If you're the kind that learns by example, Griffin's done up a spreadsheet full of them - thanks to Chris for pointing this out! You want to be looking at the topics they discuss, what goes into an argument (how many lines are spent on personal reasoning, for example, and how many lines are spent on anecdotes or etc.), and the structure they present them in - some have nicely formatted headings, while others go for the more essay-type style. Pick and choose what works for you.

For the rest of you, here's some examples of questions from RazgrizS57:

- How do the voices of characters X and Y compare to each other? Do they sound believable, or are they out-of-character? Give an example.
- If you were to tell the author there's something they could improve on, what would it be? Why?
- Do you think the story accomplished all that it needed to in the allotted word count? Why or why not?
- What is the aim of your review?

If you're like me and are the more visceral type, you're going to be asking derivatives of these two questions:

Author, what the hell?

Why am I feeling this way?

What do now?

Feedback at its most fundamental is telling them how you feel: "10/10 i crid :fluttercry:".

Better feedback is being able to put into words why: "The way you developed Twilight's relationship over the years with Tom... I'll admit I was skeptical at first, but the strength of your descriptions, your sense of humour, and the genius in how you plotted the events leading to this point justified everything and so much more".

Even better feedback - and this is the slipperiest slope - is exercising know-how to improve: "I noticed that your word choice tends to be on the flourish-y side. While that works well with the landscape scenes, I found it a bit distracting during the dramatic confession scene with Bumpkin - the two individuals are simple in their feelings, frank in their dialogue, so having words like "expeditious" and "cognizant" in the narrative worked against the atmosphere of it all. I think that if you replaced them with simpler words, or even cut out some of the descriptions altogether, it works both as a contrast in prose and also as building the atmosphere - letting the moment impact to the fullest without tampering with it".

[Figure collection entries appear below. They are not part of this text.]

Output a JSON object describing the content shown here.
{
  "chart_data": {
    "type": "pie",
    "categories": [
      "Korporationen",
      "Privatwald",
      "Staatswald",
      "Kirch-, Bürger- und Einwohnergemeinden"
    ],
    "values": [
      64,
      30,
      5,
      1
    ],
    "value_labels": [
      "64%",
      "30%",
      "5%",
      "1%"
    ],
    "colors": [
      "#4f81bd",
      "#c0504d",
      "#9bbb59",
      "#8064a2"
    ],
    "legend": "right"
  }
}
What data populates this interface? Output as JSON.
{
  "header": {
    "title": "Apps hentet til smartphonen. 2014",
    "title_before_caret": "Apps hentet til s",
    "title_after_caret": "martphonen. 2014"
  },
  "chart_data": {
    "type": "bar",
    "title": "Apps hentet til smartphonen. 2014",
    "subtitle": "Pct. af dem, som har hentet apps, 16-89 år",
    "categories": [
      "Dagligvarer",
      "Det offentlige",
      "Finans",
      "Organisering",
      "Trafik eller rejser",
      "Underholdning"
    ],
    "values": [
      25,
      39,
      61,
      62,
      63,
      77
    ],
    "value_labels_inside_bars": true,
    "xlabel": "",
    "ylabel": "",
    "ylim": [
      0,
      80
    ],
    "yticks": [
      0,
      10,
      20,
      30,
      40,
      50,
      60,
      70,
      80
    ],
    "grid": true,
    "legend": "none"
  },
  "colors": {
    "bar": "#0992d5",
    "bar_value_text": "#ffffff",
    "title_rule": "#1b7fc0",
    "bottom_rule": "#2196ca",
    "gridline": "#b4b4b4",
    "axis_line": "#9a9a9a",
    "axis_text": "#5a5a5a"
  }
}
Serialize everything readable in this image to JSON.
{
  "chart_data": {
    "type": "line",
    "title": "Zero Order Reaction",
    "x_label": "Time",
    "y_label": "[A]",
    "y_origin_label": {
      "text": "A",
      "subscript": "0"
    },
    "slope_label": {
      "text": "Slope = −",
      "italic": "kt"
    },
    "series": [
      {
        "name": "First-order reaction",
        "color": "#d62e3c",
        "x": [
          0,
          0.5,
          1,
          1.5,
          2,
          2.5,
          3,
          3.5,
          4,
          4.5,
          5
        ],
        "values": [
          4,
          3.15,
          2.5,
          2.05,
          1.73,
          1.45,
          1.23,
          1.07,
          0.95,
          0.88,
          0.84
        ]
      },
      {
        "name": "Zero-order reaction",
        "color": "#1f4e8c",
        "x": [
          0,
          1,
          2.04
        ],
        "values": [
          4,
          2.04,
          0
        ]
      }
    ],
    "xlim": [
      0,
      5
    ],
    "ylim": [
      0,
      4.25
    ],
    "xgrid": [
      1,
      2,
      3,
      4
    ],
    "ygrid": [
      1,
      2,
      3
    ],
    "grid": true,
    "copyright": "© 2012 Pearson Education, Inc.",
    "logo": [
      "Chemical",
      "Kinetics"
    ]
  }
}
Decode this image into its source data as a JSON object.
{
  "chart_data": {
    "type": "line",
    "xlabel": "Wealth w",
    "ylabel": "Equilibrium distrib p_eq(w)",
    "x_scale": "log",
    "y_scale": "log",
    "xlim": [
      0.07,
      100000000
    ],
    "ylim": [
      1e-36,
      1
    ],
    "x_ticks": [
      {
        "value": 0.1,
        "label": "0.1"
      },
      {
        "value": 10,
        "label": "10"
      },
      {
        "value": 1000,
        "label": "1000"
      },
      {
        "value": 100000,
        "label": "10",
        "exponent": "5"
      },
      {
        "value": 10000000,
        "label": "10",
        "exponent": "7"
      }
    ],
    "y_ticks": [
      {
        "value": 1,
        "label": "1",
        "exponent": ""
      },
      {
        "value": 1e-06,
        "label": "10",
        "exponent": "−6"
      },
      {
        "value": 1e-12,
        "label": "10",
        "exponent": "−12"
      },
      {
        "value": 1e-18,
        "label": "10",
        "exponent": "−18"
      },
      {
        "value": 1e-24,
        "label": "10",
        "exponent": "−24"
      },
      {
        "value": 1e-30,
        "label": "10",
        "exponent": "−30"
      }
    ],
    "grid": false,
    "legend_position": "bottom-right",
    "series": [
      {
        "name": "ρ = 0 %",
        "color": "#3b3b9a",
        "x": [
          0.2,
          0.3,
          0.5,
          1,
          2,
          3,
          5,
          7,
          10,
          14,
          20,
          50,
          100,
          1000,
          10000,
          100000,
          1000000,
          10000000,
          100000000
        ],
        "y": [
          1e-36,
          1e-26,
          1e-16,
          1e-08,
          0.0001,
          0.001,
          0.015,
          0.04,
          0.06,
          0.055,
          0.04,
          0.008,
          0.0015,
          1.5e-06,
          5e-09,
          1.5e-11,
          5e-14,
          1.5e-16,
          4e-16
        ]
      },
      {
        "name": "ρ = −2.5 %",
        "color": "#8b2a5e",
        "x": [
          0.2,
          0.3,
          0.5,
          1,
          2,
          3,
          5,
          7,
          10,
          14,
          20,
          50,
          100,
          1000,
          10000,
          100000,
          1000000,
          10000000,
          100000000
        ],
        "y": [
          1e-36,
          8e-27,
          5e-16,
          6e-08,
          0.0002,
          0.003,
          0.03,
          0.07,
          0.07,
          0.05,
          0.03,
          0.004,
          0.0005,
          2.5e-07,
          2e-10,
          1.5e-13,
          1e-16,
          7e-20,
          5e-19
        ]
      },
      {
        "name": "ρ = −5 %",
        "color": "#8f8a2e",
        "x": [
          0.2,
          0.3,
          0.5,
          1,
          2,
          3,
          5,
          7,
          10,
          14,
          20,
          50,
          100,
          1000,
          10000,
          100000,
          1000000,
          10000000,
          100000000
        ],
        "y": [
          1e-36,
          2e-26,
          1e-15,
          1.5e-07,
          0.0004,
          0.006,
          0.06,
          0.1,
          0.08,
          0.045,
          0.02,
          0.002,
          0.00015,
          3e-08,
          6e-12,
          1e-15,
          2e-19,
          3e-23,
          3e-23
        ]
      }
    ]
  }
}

The best part? As long as you've got an ounce of self-reflection, you'd be able to do this. Seriously. Don't believe me? Sign up at your nearest Practice Thread today! :ajsmug:

The following is banned while you are conducting the exercise:

Sarcasm, profanity, terms such as “LUS/Lavender Unicorn Syndrome”, “Mary Sue” etc variants, “show, don’t tell”, disrespect, personal insults.
B-but how will I point out a Mary Sue if I can’t use the phrase?!1!11!

Think about the points you’re making. Buzzwords are crutches that don’t really help the author understand, and if you yourself can’t frame thoughts without them, it kinda means you don’t understand, either.

Little surprised to see this but I'm glad it's there. Seems to reinforce the idea that as an editor, we're not only reverse engineering the idea for understanding but, in a way, building a story of our own when we explain to an author what did and did not work for us as a reader.

As they say: Line upon line, precept upon precept.